ConocoPhillips Unloads Barnett Shale Assets

US major ConocoPhillips announced August 2 it has reached an agreement to sell its Barnett shale assets in Texas to Lime Rock Resources for an estimated $230mn, plus customary net adjustments.

Production from the assets averaged some 9,000 barrels of oil equivalent/day (boe/day) in the first half this year, of which about 55%, or some 28mn ft3/day was natural gas and the remainder natural gas liquids.

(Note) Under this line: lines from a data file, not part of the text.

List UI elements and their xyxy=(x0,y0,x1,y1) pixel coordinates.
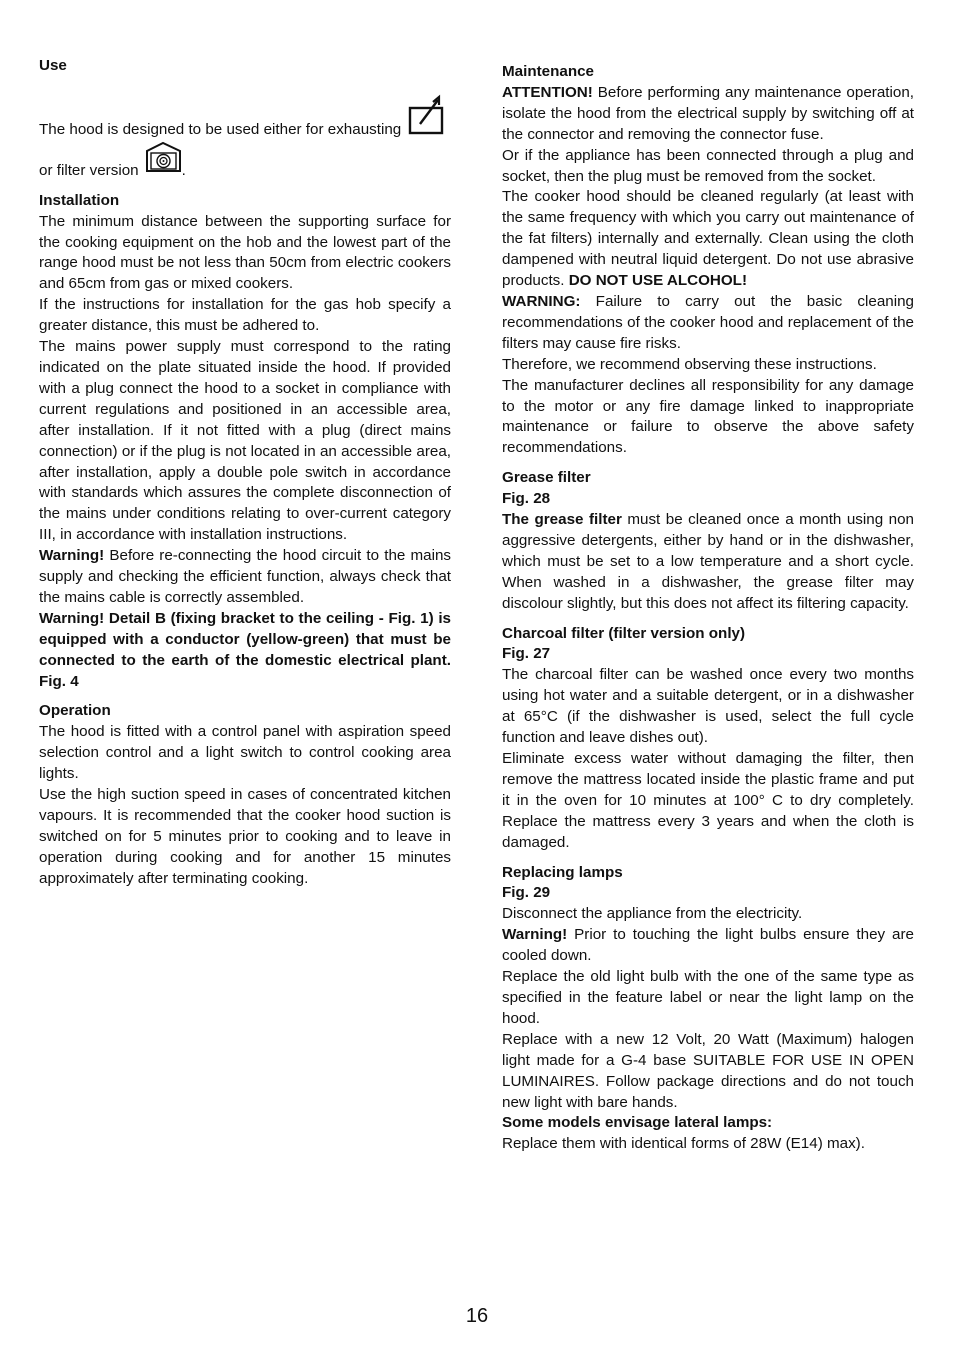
maintenance-p4 xyxy=(502,292,914,355)
maintenance-p5: Therefore, we recommend observing these instructions. xyxy=(502,355,877,373)
maintenance-p6: The manufacturer declines all responsibility for any damage to the motor or any fire damage linked to inappropriate maintenance or failure to observe the above safety recommendations. xyxy=(502,376,914,457)
maintenance-p2: Or if the appliance has been connected through a plug and socket, then the plug must be removed from the socket. xyxy=(502,146,914,185)
grease-heading: Grease filter xyxy=(502,469,591,487)
charcoal-p1: The charcoal filter can be washed once every two months using hot water and a suitable detergent, or in a dishwasher at 65°C (if the dishwasher is used, select the full cycle function and leave dishes out). xyxy=(502,666,914,747)
use-line-exhaust xyxy=(39,94,451,141)
use-text-filter: or filter version xyxy=(39,161,139,179)
lamps-p2 xyxy=(502,925,914,967)
lamps-p5: Some models envisage lateral lamps: xyxy=(502,1114,773,1132)
lamps-fig: Fig. 29 xyxy=(502,884,551,902)
lamps-warning-text: Prior to touching the light bulbs ensure they are cooled down. xyxy=(502,926,914,965)
use-text-exhaust: The hood is designed to be used either for exhausting xyxy=(39,120,402,138)
lamps-warning-label: Warning! xyxy=(502,926,568,944)
filter-hood-icon xyxy=(145,141,182,180)
charcoal-heading: Charcoal filter (filter version only) xyxy=(502,624,746,642)
operation-p2: Use the high suction speed in cases of concentrated kitchen vapours. It is recommended that the cooker hood suction is switched on for 5 minutes prior to cooking and to leave in operation during cooking and for another 15 minutes approximately after terminating cooking. xyxy=(39,786,451,887)
charcoal-fig: Fig. 27 xyxy=(502,645,551,663)
use-line-filter xyxy=(39,141,451,182)
installation-p5: Warning! Detail B (fixing bracket to the ceiling - Fig. 1) is equipped with a conductor (yellow-green) that must be connected to the earth of the domestic electrical plant. Fig. 4 xyxy=(39,609,451,690)
maintenance-p1 xyxy=(502,83,914,146)
maintenance-warning-text: Failure to carry out the basic cleaning recommendations of the cooker hood and replacement of the filters may cause fire risks. xyxy=(502,292,914,352)
page-number: 16 xyxy=(465,1305,489,1327)
use-text-filter-end: . xyxy=(181,161,186,179)
maintenance-attention-text: Before performing any maintenance operation, isolate the hood from the electrical supply by switching off at the connector and removing the connector fuse. xyxy=(502,83,914,143)
left-column xyxy=(39,56,451,890)
maintenance-heading: Maintenance xyxy=(502,63,594,80)
lamps-p3: Replace the old light bulb with the one of the same type as specified in the feature label or near the light lamp on the hood. xyxy=(502,968,914,1027)
grease-filter-text: must be cleaned once a month using non aggressive detergents, either by hand or in the dishwasher, which must be set to a low temperature and a short cycle. When washed in a dishwasher, the grease filter may discolour slightly, but this does not affect its filtering capacity. xyxy=(502,511,914,612)
maintenance-cleaning-text: The cooker hood should be cleaned regularly (at least with the same frequency with which you carry out maintenance of the fat filters) internally and externally. Clean using the cloth dampened with neutral liquid detergent. Do not use abrasive products. xyxy=(502,188,914,290)
installation-p1: The minimum distance between the supporting surface for the cooking equipment on the hob and the lowest part of the range hood must be not less than 50cm from electric cookers and 65cm from gas or mixed cookers. xyxy=(39,212,451,293)
maintenance-attention-label: ATTENTION! xyxy=(502,83,593,101)
lamps-heading: Replacing lamps xyxy=(502,863,623,881)
use-heading: Use xyxy=(39,57,67,74)
installation-p2: If the instructions for installation for the gas hob specify a greater distance, this must be adhered to. xyxy=(39,296,451,335)
installation-warning-text: Before re-connecting the hood circuit to the mains supply and checking the efficient function, always check that the mains cable is correctly assembled. xyxy=(39,547,451,606)
maintenance-warning-label: WARNING: xyxy=(502,292,581,310)
installation-warning-label: Warning! xyxy=(39,547,105,565)
lamps-p4: Replace with a new 12 Volt, 20 Watt (Maximum) halogen light made for a G-4 base SUITABLE FOR USE IN OPEN LUMINAIRES. Follow package directions and do not touch new light with bare hands. xyxy=(502,1030,914,1111)
lamps-p6: Replace them with identical forms of 28W (E14) max). xyxy=(502,1135,865,1153)
operation-p1: The hood is fitted with a control panel with aspiration speed selection control and a light switch to control cooking area lights. xyxy=(39,723,451,783)
grease-p1 xyxy=(502,510,914,615)
lamps-p1: Disconnect the appliance from the electricity. xyxy=(502,905,803,923)
installation-p3: The mains power supply must correspond to the rating indicated on the plate situated inside the hood. If provided with a plug connect the hood to a socket in compliance with current regulations and positioned in an accessible area, after installation. If it not fitted with a plug (direct mains connection) or if the plug is not located in an accessible area, after installation, apply a double pole switch in accordance with standards which assures the complete disconnection of the mains under conditions relating to over-current category III, in accordance with installation instructions. xyxy=(39,338,451,544)
charcoal-p2: Eliminate excess water without damaging the filter, then remove the mattress located inside the plastic frame and put it in the oven for 10 minutes at 100° C to dry completely. Replace the mattress every 3 years and when the cloth is damaged. xyxy=(502,750,914,851)
operation-heading: Operation xyxy=(39,702,111,720)
spacer xyxy=(39,77,451,94)
maintenance-p3 xyxy=(502,187,914,292)
grease-fig: Fig. 28 xyxy=(502,490,551,508)
installation-heading: Installation xyxy=(39,191,120,209)
installation-p4 xyxy=(39,546,451,609)
exhaust-hood-icon xyxy=(408,94,446,143)
maintenance-no-alcohol: DO NOT USE ALCOHOL! xyxy=(568,272,748,290)
right-column xyxy=(502,62,914,1155)
grease-filter-label: The grease filter xyxy=(502,511,622,529)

The assets are located primarily in Montague, Wise, Denton and Cooke counties, Texas, and represent Lime Rock’s first acquisition in the Fort Worth Basin. The Barnett shale is considered the ‘grand-daddy’ of US shale plays and is where, in the 1990s, Mitchell Energy & Development successfully implemented the horizontal multi-stage fracking technology required to unlock shale production.

“The acquisition provides the Lime Rock Resources fund with an entry into the liquids rich Barnett portion of the Fort Worth, which is a basin that we have been attracted to for several years,” Lime Rock co-CEO Eric Mullins said. “The acquisition comes with about 114,000 net acres and has relatively low associated water production rates.” 

The transaction is expected to close by year-end, subject to customary closing conditions.